Prakash Karat was born in Letpadan, Burma on 7 February 1948. His father worked as a clerk in the Burma Railways, where he had sought employment during the British Raj. Prakash Karat is a Malayali of the Nair caste group, as his family hailed from Elappully, Palakkad, Kerala. Prakash Karat lived in Palakkad till the age of five before returning to Burma where he lived with his family till the age of nine, when his family left Burma for good in 1957.

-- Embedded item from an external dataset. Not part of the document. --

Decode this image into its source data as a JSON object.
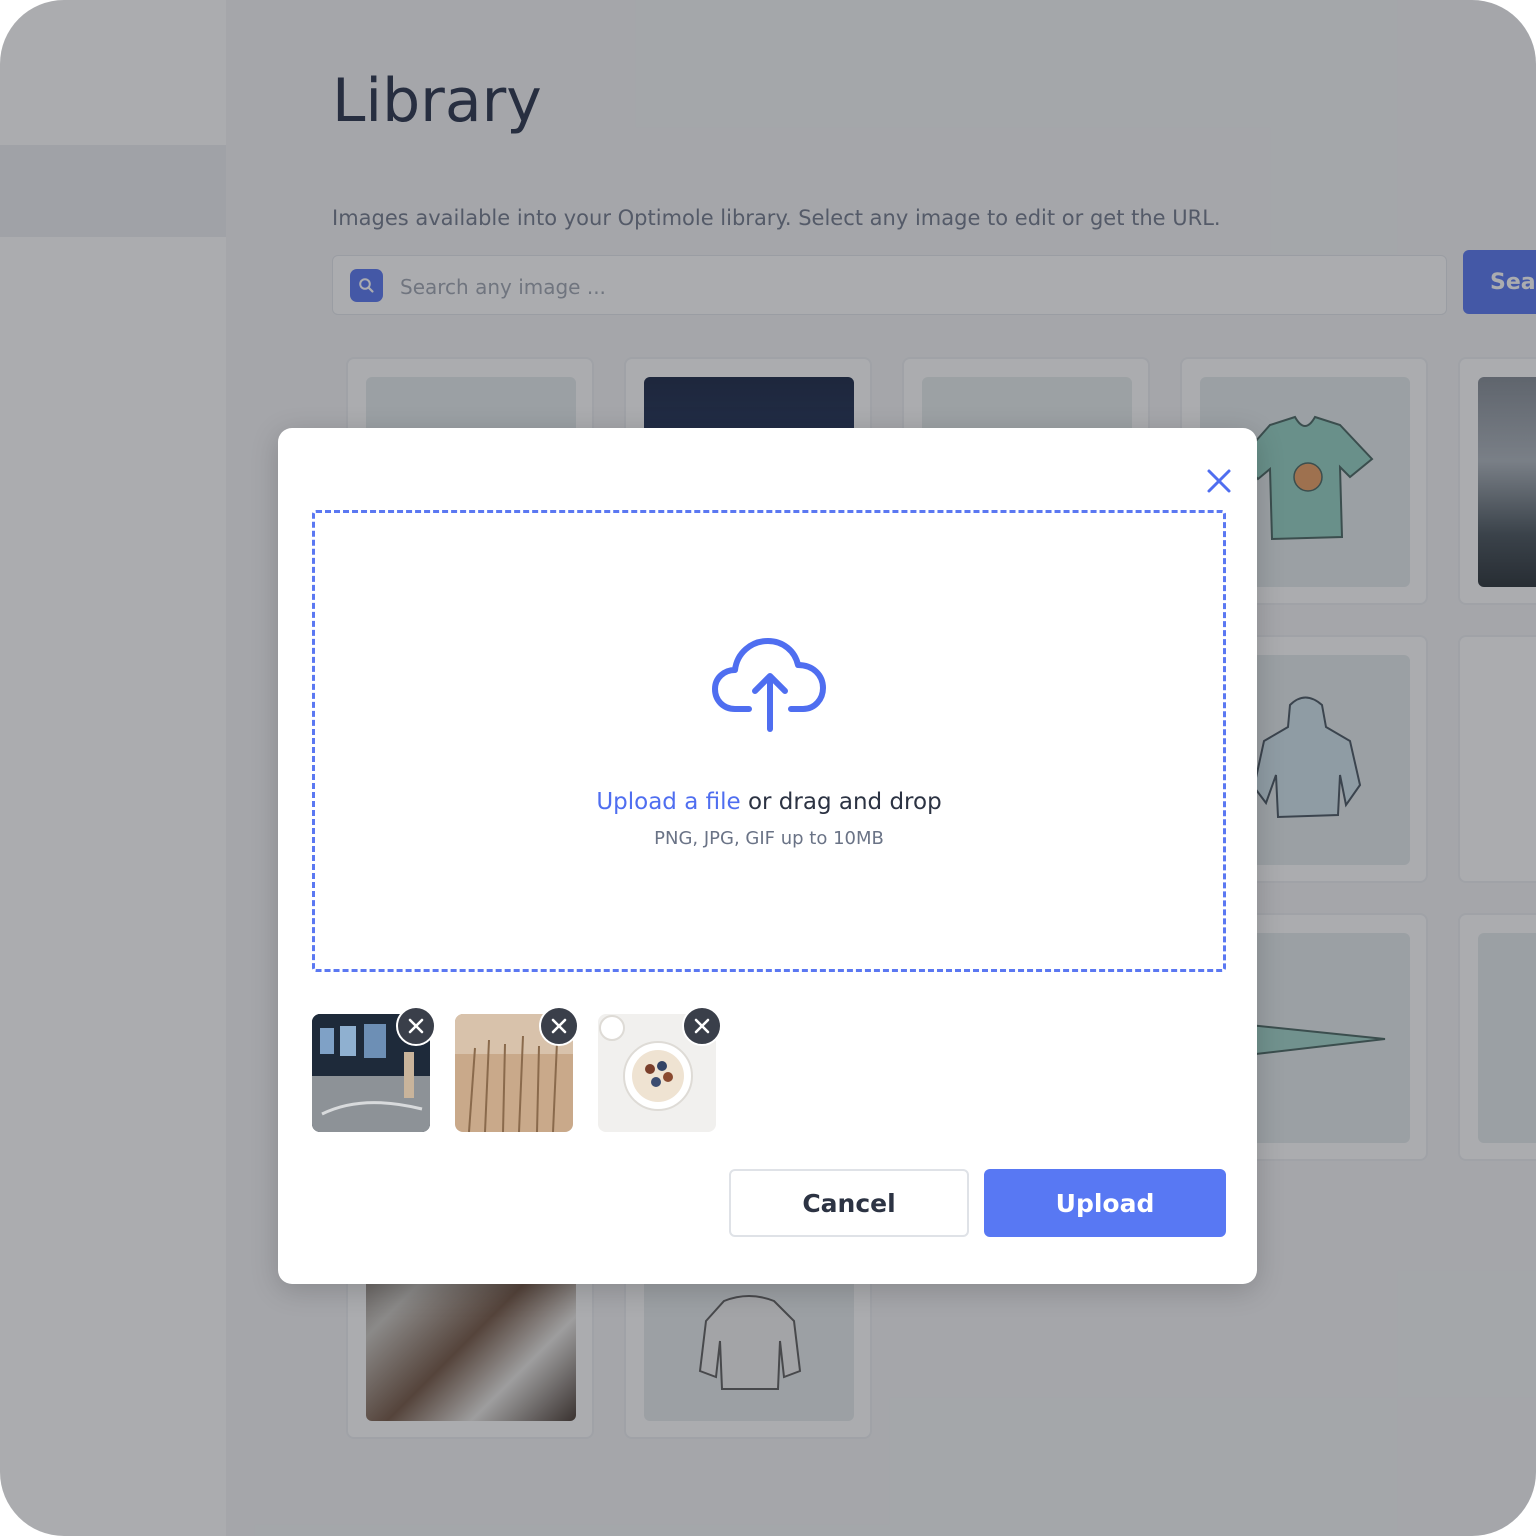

Karat studied in the Madras Christian College School in Chennai. On finishing school, he won the first prize in an all-India essay competition on the Tokyo Olympics. He was sent on a ten-day visit to the Tokyo Olympics in 1964 as a result. He went to the Madras Christian College as an undergraduate student in Economics, winning the prize for best all round student on graduation. Encouraged by the Scottish theologian Duncan B. Forrester, one of his college professors, he got a scholarship to Britain’s University of Edinburgh, for a master's degree in politics. In 1970 he received an MSc degree from Edinburgh University for the thesis "Language and politics in modern India". At Edinburgh he became active in student politics and met Professor Victor Kiernan, the well-known Marxist historian. His political activism began with anti-apartheid protests at the university, for which he was rusticated. The rustication was suspended on good behaviour.
Karat returned to India in 1970 and joined the premier institution, Jawaharlal Nehru University, New Delhi. He worked as an aide to A.K. Gopalan, the legendary communist leader from Kerala and leader of the CPI(M) group in Parliament from 1971 to 1973, while doing his Ph.D. in JNU. Karat was one of the founders of the Students Federation of India (SFI), the CPI(M)’s student wing, in Jawaharlal Nehru University. He was involved with student politics and was elected the third president of the Jawaharlal Nehru University Student's Union. He also became the second President of the Students Federation of India between 1974 to 1979. During this period his associates included N. Ram, later editor of The Hindu daily, the radical women's activist Mythili Sivaraman and, less closely, P. Chidambaram, who later became India's finance minister. He worked underground for one and a half years during the Emergency in India in 1975-76. He was arrested twice and spent eight days in prison.